Barbering in New Zealand has evolved because of social media, Jordan McDowall said.

At 27, McDowall said in the five years since starting his Queen St business, he had learned not to rent a chair to a barber unless they displayed passion.

“Barbering is not something you sort of find, it finds you,” he said.

Shayne Harmon was classed as an apprentice at the barbershop last year, but this year, had earned the right to call himself a barber.

The 24-year-old completed a course at New Zealand Hair and Beauty Industry Training [HITO] in Wellington.

“I actually like getting out of bed to come to work every day now,” Harmon said.

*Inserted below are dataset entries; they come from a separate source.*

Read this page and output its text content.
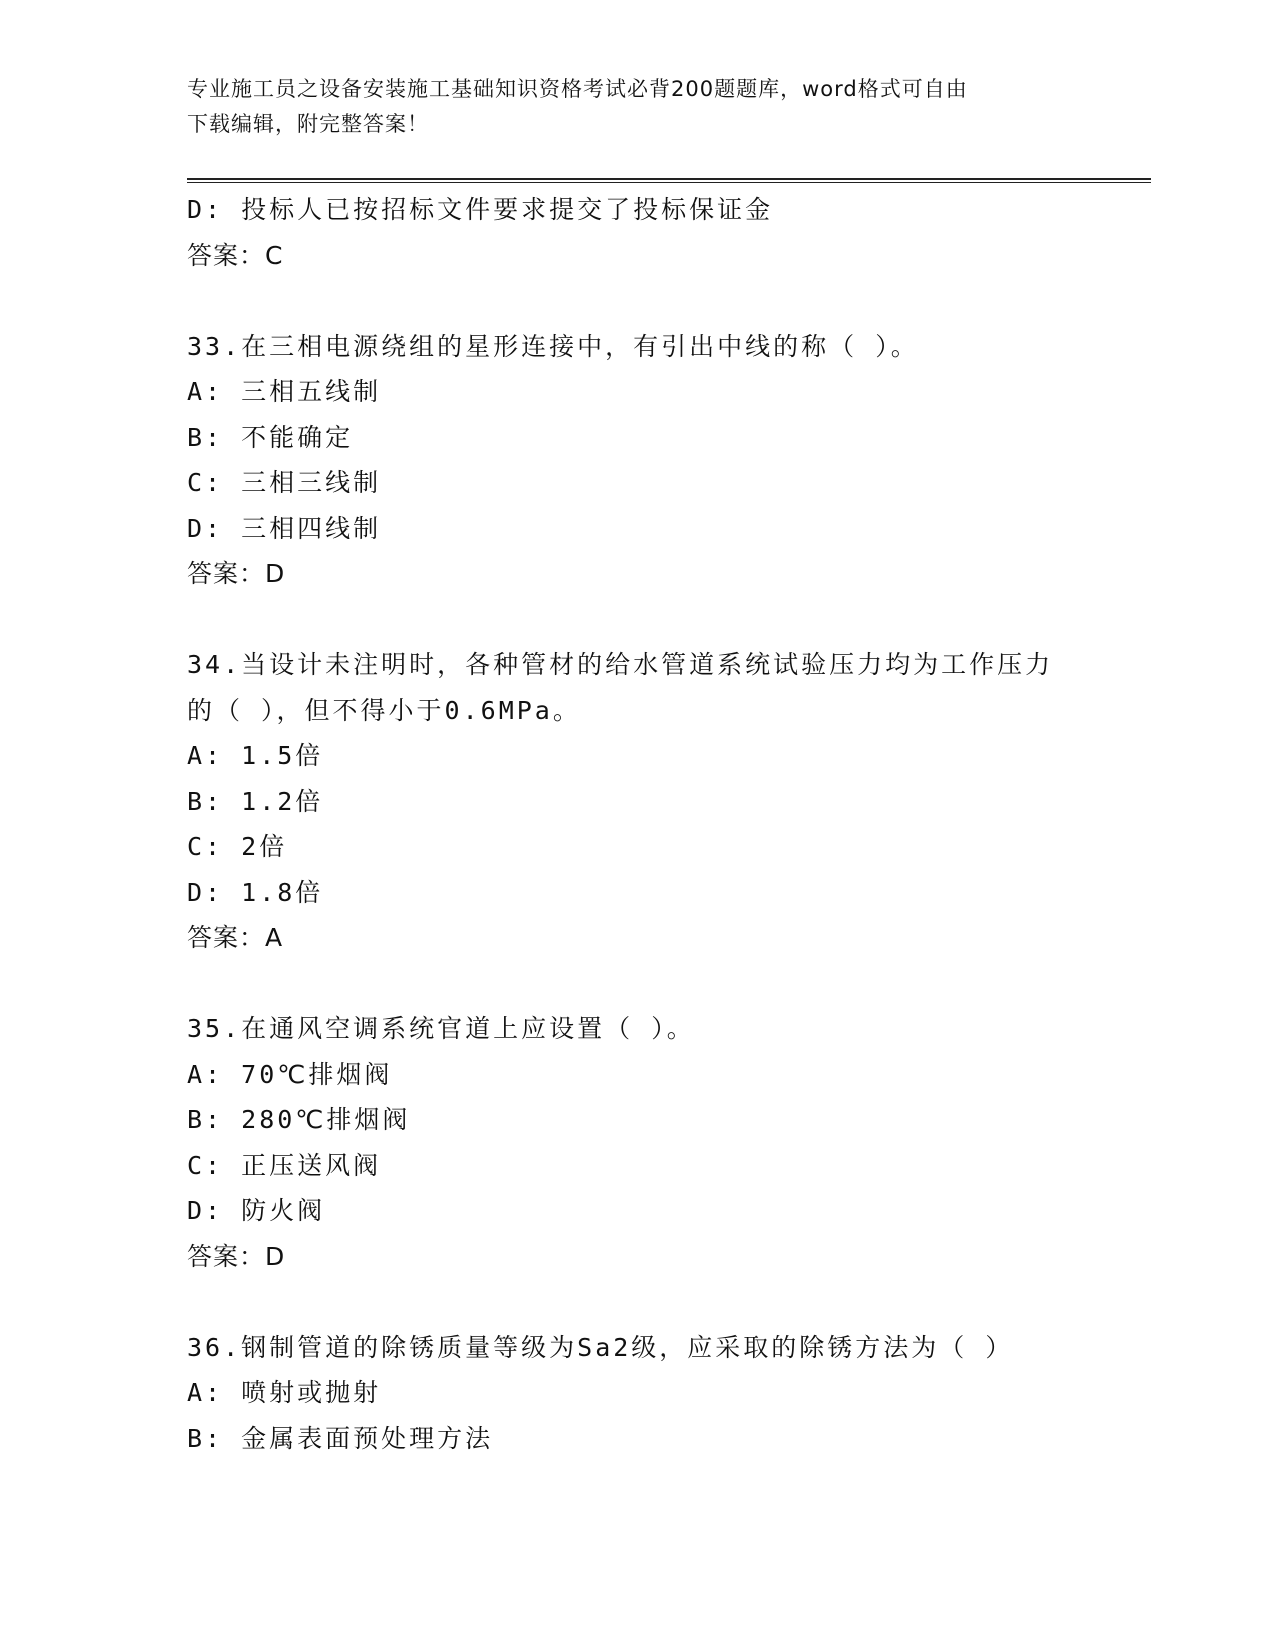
专业施工员之设备安装施工基础知识资格考试必背200题题库，word格式可自由
下载编辑，附完整答案！
D: 投标人已按招标文件要求提交了投标保证金
答案：C
33.在三相电源绕组的星形连接中，有引出中线的称（ ）。
A: 三相五线制
B: 不能确定
C: 三相三线制
D: 三相四线制
答案：D
34.当设计未注明时，各种管材的给水管道系统试验压力均为工作压力
的（ ），但不得小于0.6MPa。
A: 1.5倍
B: 1.2倍
C: 2倍
D: 1.8倍
答案：A
35.在通风空调系统官道上应设置（ ）。
A: 70℃排烟阀
B: 280℃排烟阀
C: 正压送风阀
D: 防火阀
答案：D
36.钢制管道的除锈质量等级为Sa2级，应采取的除锈方法为（ ）
A: 喷射或抛射
B: 金属表面预处理方法
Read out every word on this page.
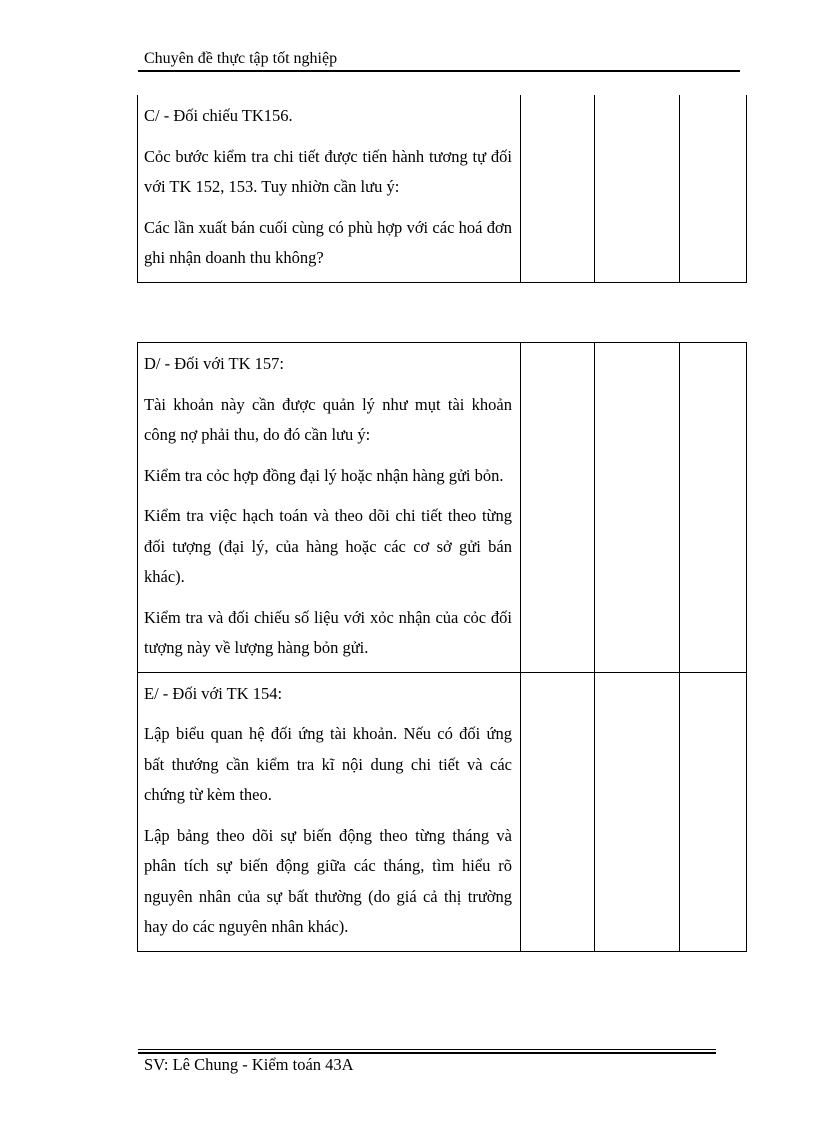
Chuyên đề thực tập tốt nghiệp

C/ - Đối chiếu TK156.

Cỏc bước kiểm tra chi tiết được tiến hành tương tự đối với TK 152, 153. Tuy nhiờn cần lưu ý:

Các lần xuất bán cuối cùng có phù hợp với các hoá đơn ghi nhận doanh thu không?

D/ - Đối với TK 157:

Tài khoản này cần được quản lý như mụt tài khoản công nợ phải thu, do đó cần lưu ý:

Kiểm tra cỏc hợp đồng đại lý hoặc nhận hàng gửi bỏn.

Kiểm tra việc hạch toán và theo dõi chi tiết theo từng đối tượng (đại lý, của hàng hoặc các cơ sở gửi bán khác).

Kiểm tra và đối chiếu số liệu với xỏc nhận của cỏc đối tượng này về lượng hàng bỏn gửi.			

E/ - Đối với TK 154:

Lập biểu quan hệ đối ứng tài khoản. Nếu có đối ứng bất thướng cần kiểm tra kĩ nội dung chi tiết và các chứng từ kèm theo.

Lập bảng theo dõi sự biến động theo từng tháng và phân tích sự biến động giữa các tháng, tìm hiểu rõ nguyên nhân của sự bất thường (do giá cả thị trường hay do các nguyên nhân khác).			

SV: Lê Chung - Kiểm toán 43A
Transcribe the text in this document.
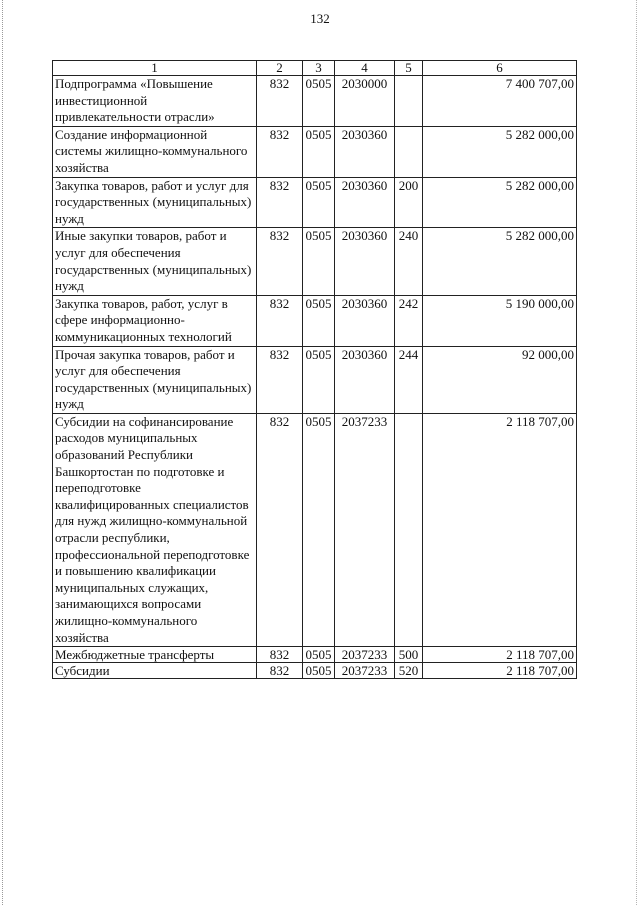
132
1	2	3	4	5	6
Подпрограмма «Повышение инвестиционной привлекательности отрасли»	832	0505	2030000		7 400 707,00
Создание информационной системы жилищно-коммунального хозяйства	832	0505	2030360		5 282 000,00
Закупка товаров, работ и услуг для государственных (муниципальных) нужд	832	0505	2030360	200	5 282 000,00
Иные закупки товаров, работ и услуг для обеспечения государственных (муниципальных) нужд	832	0505	2030360	240	5 282 000,00
Закупка товаров, работ, услуг в сфере информационно-коммуникационных технологий	832	0505	2030360	242	5 190 000,00
Прочая закупка товаров, работ и услуг для обеспечения государственных (муниципальных) нужд	832	0505	2030360	244	92 000,00
Субсидии на софинансирование расходов муниципальных образований Республики Башкортостан по подготовке и переподготовке квалифицированных специалистов для нужд жилищно-коммунальной отрасли республики, профессиональной переподготовке и повышению квалификации муниципальных служащих, занимающихся вопросами жилищно-коммунального хозяйства	832	0505	2037233		2 118 707,00
Межбюджетные трансферты	832	0505	2037233	500	2 118 707,00
Субсидии	832	0505	2037233	520	2 118 707,00
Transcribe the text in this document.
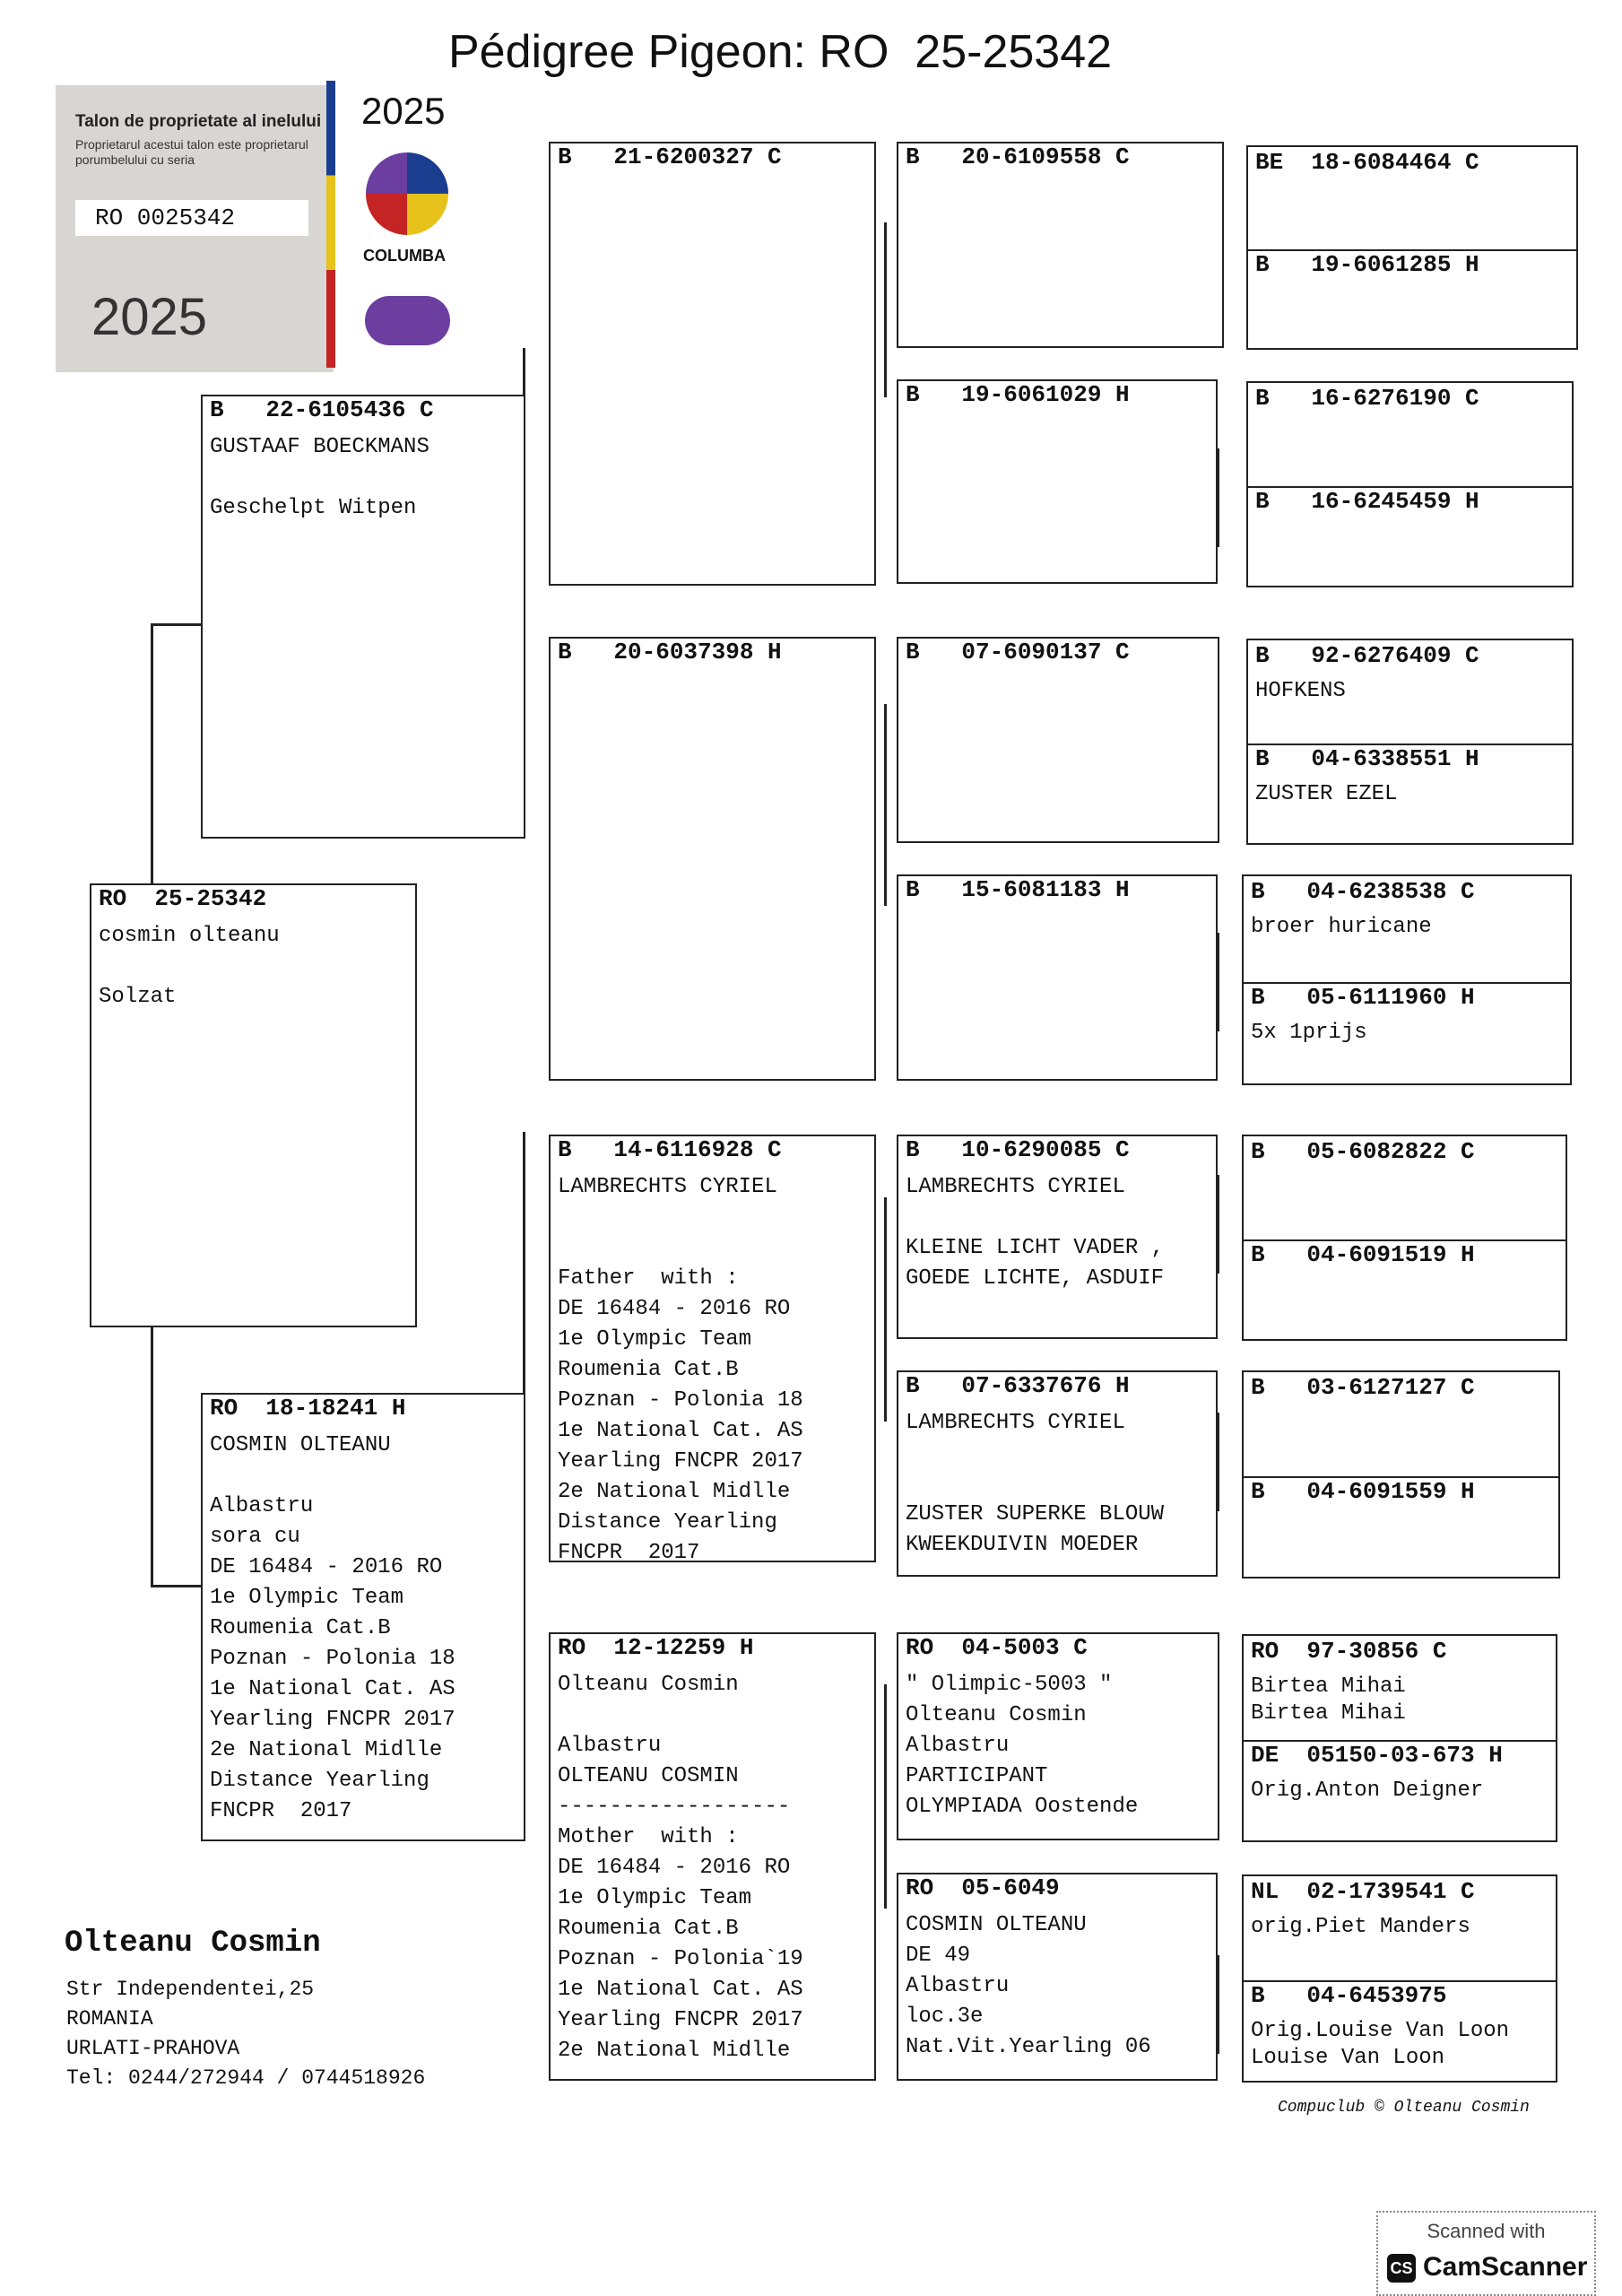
Pédigree Pigeon: RO  25-25342
Talon de proprietate al inelului
Proprietarul acestui talon este proprietarul porumbelului cu seria
RO 0025342
2025
2025
COLUMBA
RO  25-25342
cosmin olteanu
Solzat
B   22-6105436 C
GUSTAAF BOECKMANS
Geschelpt Witpen
RO  18-18241 H
COSMIN OLTEANU
Albastru
sora cu
DE 16484 - 2016 RO
1e Olympic Team
Roumenia Cat.B
Poznan - Polonia 18
1e National Cat. AS
Yearling FNCPR 2017
2e National Midlle
Distance Yearling
FNCPR  2017
B   21-6200327 C
B   20-6037398 H
B   14-6116928 C
LAMBRECHTS CYRIEL
Father  with :
DE 16484 - 2016 RO
1e Olympic Team
Roumenia Cat.B
Poznan - Polonia 18
1e National Cat. AS
Yearling FNCPR 2017
2e National Midlle
Distance Yearling
FNCPR  2017
RO  12-12259 H
Olteanu Cosmin
Albastru
OLTEANU COSMIN
------------------
Mother  with :
DE 16484 - 2016 RO
1e Olympic Team
Roumenia Cat.B
Poznan - Polonia`19
1e National Cat. AS
Yearling FNCPR 2017
2e National Midlle
B   20-6109558 C
B   19-6061029 H
B   07-6090137 C
B   15-6081183 H
B   10-6290085 C
LAMBRECHTS CYRIEL
KLEINE LICHT VADER ,
GOEDE LICHTE, ASDUIF
B   07-6337676 H
LAMBRECHTS CYRIEL
ZUSTER SUPERKE BLOUW
KWEEKDUIVIN MOEDER
RO  04-5003 C
" Olimpic-5003 "
Olteanu Cosmin
Albastru
PARTICIPANT
OLYMPIADA Oostende
RO  05-6049
COSMIN OLTEANU
DE 49
Albastru
loc.3e
Nat.Vit.Yearling 06
BE  18-6084464 C
B   19-6061285 H
B   16-6276190 C
B   16-6245459 H
B   92-6276409 C
HOFKENS
B   04-6338551 H
ZUSTER EZEL
B   04-6238538 C
broer huricane
B   05-6111960 H
5x 1prijs
B   05-6082822 C
B   04-6091519 H
B   03-6127127 C
B   04-6091559 H
RO  97-30856 C
Birtea Mihai
Birtea Mihai
DE  05150-03-673 H
Orig.Anton Deigner
NL  02-1739541 C
orig.Piet Manders
B   04-6453975
Orig.Louise Van Loon
Louise Van Loon
Olteanu Cosmin
Str Independentei,25
ROMANIA
URLATI-PRAHOVA
Tel: 0244/272944 / 0744518926
Compuclub © Olteanu Cosmin
Scanned with
CS CamScanner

“I did work in a job for a couple of years out of school and I didn’t really like getting out of bed to go to work.”

When Harmon finally reached out to McDowall, he was told to do a barber’s course at HITO, so he did.

Makoura College student Figa Manesa said he had been cutting his brother’s hair at home when he took a gateway class at college.

The 16-year-old had asked his careers and gateway teacher Fionna Omundsen, who knew McDowall, to ask for work experience on his behalf. He now works at the shop once a week and will continue to do so until the gateway programme ends.

“I like learning new stuff and Jordy passing on his knowledge to me means if I grow up to be a barber, I can help teach other people what Jordy taught me and help give my knowledge over,” Manesa said.

McDowall said he was proud to be able to pass his knowledge on.

The drive to own his own barber shop came from “a passion for making people look good, feel good and giving males confidence”.

He had noticed a shift in barbering culture about 10 years ago when he did his own gateway course.

Back then there wasn’t as much opportunity to get creative with cuts, he said.

“In New Zealand there were a lot of 90s barbers that just gave you short back and sides.”

He said the presence of social media had “changed the game”.

“Photos on Instagram, Facebook and having videos out there means there’s more culture awareness and fashion awareness – people are a lot more involved with new trends now.”

Stars involved in music, culture, sport, especially football and rugby players, were a major influence on the hair styles men asked for when they came in, he said.

“People like Sonny Bill Williams started being on the main stage having nice haircuts, and Issac Luke in the Kiwi rugby league team had designs with nice cuts,” McDowall said.

“Generally, people just wanted to have better quality haircuts and now the bar is way higher and people want better haircuts.”